As a historian, I'm leery of making comparisons between different eras, but the Know Nothings' tenets are amazingly parallel to those of Donald Trump and his attorney general, Jeff Sessions. In his recent speech rescinding DACA, which gave persons brought here as children the right to stay for two years if they had not committed a crime, Sessions harked back to the distant past. He did not invoke the Know Nothings, but rather the severely restrictive 1924 Immigration Act. Designed by a congressional eugenicist, this bill sought to keep the United States "Anglo-Saxon" by outlawing the entry of most Jews, Italians and other southern Europeans, as well as all Asians. In 2015, then Senator Sessions, disparaging the prediction that in a few years "we'll have the highest percentage of Americans non-native born since the founding of the republic," praised this act since it "slowed immigration" and "created the really solid middle class of America." (Thanks to Rachel Maddow for this information.) Sessions also argued falsely this year that DACA was "unconstitutional," that it would take jobs from "hundreds of thousands of Americans," and that it would work against "national security" and "public safety."
After she left Poland, Ernestine Rose lived in Germany, France, and England before coming here. In London, she met Robert Owen, the industrial-turned-radical, whose expansive view of human rights became her own. "We have been told that Robert Owen was a dreamer," she asserted at a celebration of his life, "and what glorious dreams he dreamt!....It is said that he did not succeed. But where he did not succeed in the past, he will in the future. He shook the foundation of the old system, and left it to time to do the rest."

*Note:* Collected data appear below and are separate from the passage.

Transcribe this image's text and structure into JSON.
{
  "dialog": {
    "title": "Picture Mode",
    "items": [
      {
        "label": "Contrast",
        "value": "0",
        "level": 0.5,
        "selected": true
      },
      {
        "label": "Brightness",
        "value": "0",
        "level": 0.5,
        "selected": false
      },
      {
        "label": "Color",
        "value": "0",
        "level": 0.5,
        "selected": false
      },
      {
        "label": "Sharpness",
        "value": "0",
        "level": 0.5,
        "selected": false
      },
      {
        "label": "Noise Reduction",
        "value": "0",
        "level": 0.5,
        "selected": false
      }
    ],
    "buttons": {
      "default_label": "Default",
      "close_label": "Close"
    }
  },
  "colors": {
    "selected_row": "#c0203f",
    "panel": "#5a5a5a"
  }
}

I believe that time is on the side of those of us who oppose the racism and prejudice exemplified by Trump and Sessions, but our Dreamers, as DACA recipients are called, cannot wait since they will be deported in six months. New York's attorney general, Eric Schneiderman, has already brought a lawsuit arguing that since almost 80% of the Dreamers are of Mexican origin, its rescinding is based on the anti-Mexican discrimination Trump expressed so often during his campaign. The rest of us must continue, as Rose so often urged, to "agitate, agitate" for the causes we believe in, starting with the protection of these involuntary young immigrants.